Pecking Order Review

Pecking Order
During the build-up to the 2015 New Zealand National Poultry Show, the Christchurch Poultry Bantam and Pigeon Club suffers a leadership struggle, threatening to bring down the 148-year institution entirely. Meanwhile we get to meet the chicken-breeding contenders, each vying to win that big trophy.

by Dan Jolin |
Published on
Release Date:

29 Sep 2017

Running Time:

88 minutes

Certificate:

PG

Original Title:

Pecking Order

Chicken breeding, thinks grey-haired Christchurch resident Brett Hawker, is "like alcoholism. You just can't give it up". He adds darkly: "it is hard on the families". Sarah Bunton, a teenaged "chook" fancier admits that her lifelong love of poultry once involved dressing the birds up (cue insert photograph of a nonplussed hen swathed in human duds). "I don't know if they enjoyed it," she admits, "but they looked cute". As Brian Glassey squelches around his coops, the aging, toothless bantam-breeding champ looks down at the ground and announces, "here's a little bugger that's died! That's no use, is it?" He cheerily lifts a limp ex-chick and shrugs. "That's life in the fast lane..."

A delve into a niche interest and those who feel defined by it.

You'd be forgiven for thinking that Brett, Sarah and Brian were stranger-than-life characters in a Christopher Guest mockumentary (played by Ed Begley, Jr., Parker Posey and Guest himself respectively). But director Slavko Martinov's film is a proper, for-real doc — albeit one that comes with a light sprinkling of mock. Not that Martinov’s cruel to his subjects; they're on the whole a likeable bunch, quaintly eccentric and for the most part not unaware that their parochial, subcultural obsession is a little bit odd. So Martinov (whose last film, incongruously, was about North Korean propaganda) keeps the tone jaunty and bright. Meaning he feels obliged to cram in just about every bird-pun conceivable via eye-rolling chapter headings like "A Fowl Wind Blows" and “Who’s Got The Eggs Factor?”.

Hoary puns aside, this is fine when he's dealing with the actual exhibition element — the tone chimes well with the giddy thrill the contestants experience as the big day of the New Zealand National Poultry Show approaches and they diligently groom, pluck, snip, bathe, blow-dry and inspect their Barred Plymouth Rocks and Black Orpington Bantams.

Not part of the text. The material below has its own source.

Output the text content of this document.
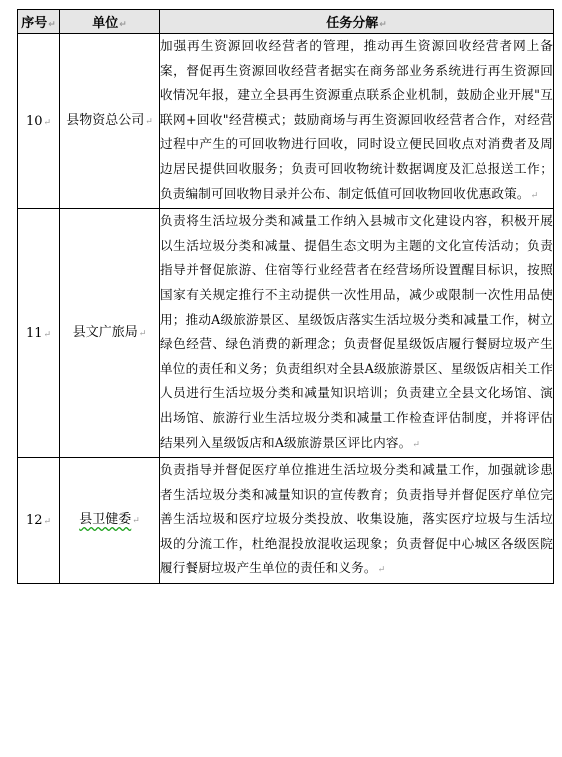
序号↵	单位↵	任务分解↵
10↵	县物资总公司↵	加强再生资源回收经营者的管理，推动再生资源回收经营者网上备案，督促再生资源回收经营者据实在商务部业务系统进行再生资源回收情况年报，建立全县再生资源重点联系企业机制，鼓励企业开展"互联网+回收"经营模式；鼓励商场与再生资源回收经营者合作，对经营过程中产生的可回收物进行回收，同时设立便民回收点对消费者及周边居民提供回收服务；负责可回收物统计数据调度及汇总报送工作；负责编制可回收物目录并公布、制定低值可回收物回收优惠政策。↵
11↵	县文广旅局↵	负责将生活垃圾分类和减量工作纳入县城市文化建设内容，积极开展以生活垃圾分类和减量、提倡生态文明为主题的文化宣传活动；负责指导并督促旅游、住宿等行业经营者在经营场所设置醒目标识，按照国家有关规定推行不主动提供一次性用品，减少或限制一次性用品使用；推动A级旅游景区、星级饭店落实生活垃圾分类和减量工作，树立绿色经营、绿色消费的新理念；负责督促星级饭店履行餐厨垃圾产生单位的责任和义务；负责组织对全县A级旅游景区、星级饭店相关工作人员进行生活垃圾分类和减量知识培训；负责建立全县文化场馆、演出场馆、旅游行业生活垃圾分类和减量工作检查评估制度，并将评估结果列入星级饭店和A级旅游景区评比内容。↵
12↵	县卫健委↵	负责指导并督促医疗单位推进生活垃圾分类和减量工作，加强就诊患者生活垃圾分类和减量知识的宣传教育；负责指导并督促医疗单位完善生活垃圾和医疗垃圾分类投放、收集设施，落实医疗垃圾与生活垃圾的分流工作，杜绝混投放混收运现象；负责督促中心城区各级医院履行餐厨垃圾产生单位的责任和义务。↵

However, this isn’t just a clucky Best In Show (Breast In Show? No, that’s too rubbish, even for Martinov). The Christchurch Poultry Bantam and Pigeon Club, it’s soon revealed, is suffering a constitutional crisis. During their meetings (in a pokey side-office at a Table Tennis club) we observe a developing schism: between the traditionalists, fronted by rheumy club president Doug Bain, and a vocal clique of modernists who crave “young blood” in the form of amiable, self-effacing fortysomething Mark Lilley. Martinov’s persistent punnery and overuse of upbeat, twangy folksy music suggests he’s inviting us to see this all as a wee bit silly. But at the same time, in a have-his-cake-and-eat-it gambit, he’s using this small-scale power struggle to try and rev up the film’s dramatic engine.

It doesn’t quite work. In fact, it’s *Pecking Order’*s least interesting aspect, meaning we spend more time watching these passionate chook-heads stifling yawns in a beige-walled room than we do observing them with their (genuinely impressive) animals and learning about their poultry-preening craft. Besides, Martinov never makes clear what the dissolution of the club would actually mean, at least in the context of the big show. How much difference would it make to all these Christchurch-based competitors? There is a quiet, gentle micro-tragedy to Doug Bain’s fall from grace, but it would have been good to see more of Sarah Bunton’s journey, or more closely follow Mark’s pre-teen son Rhys, who is an apparent bantam-breeding prodigy. For all the interesting characters and vibrant-feathered birds featured here, Pecking Order feels a little too lacking in colour.

A sufficiently engaging delve into a niche interest and those who feel defined by it. But one which, narratively at least, backs the wrong gamecock.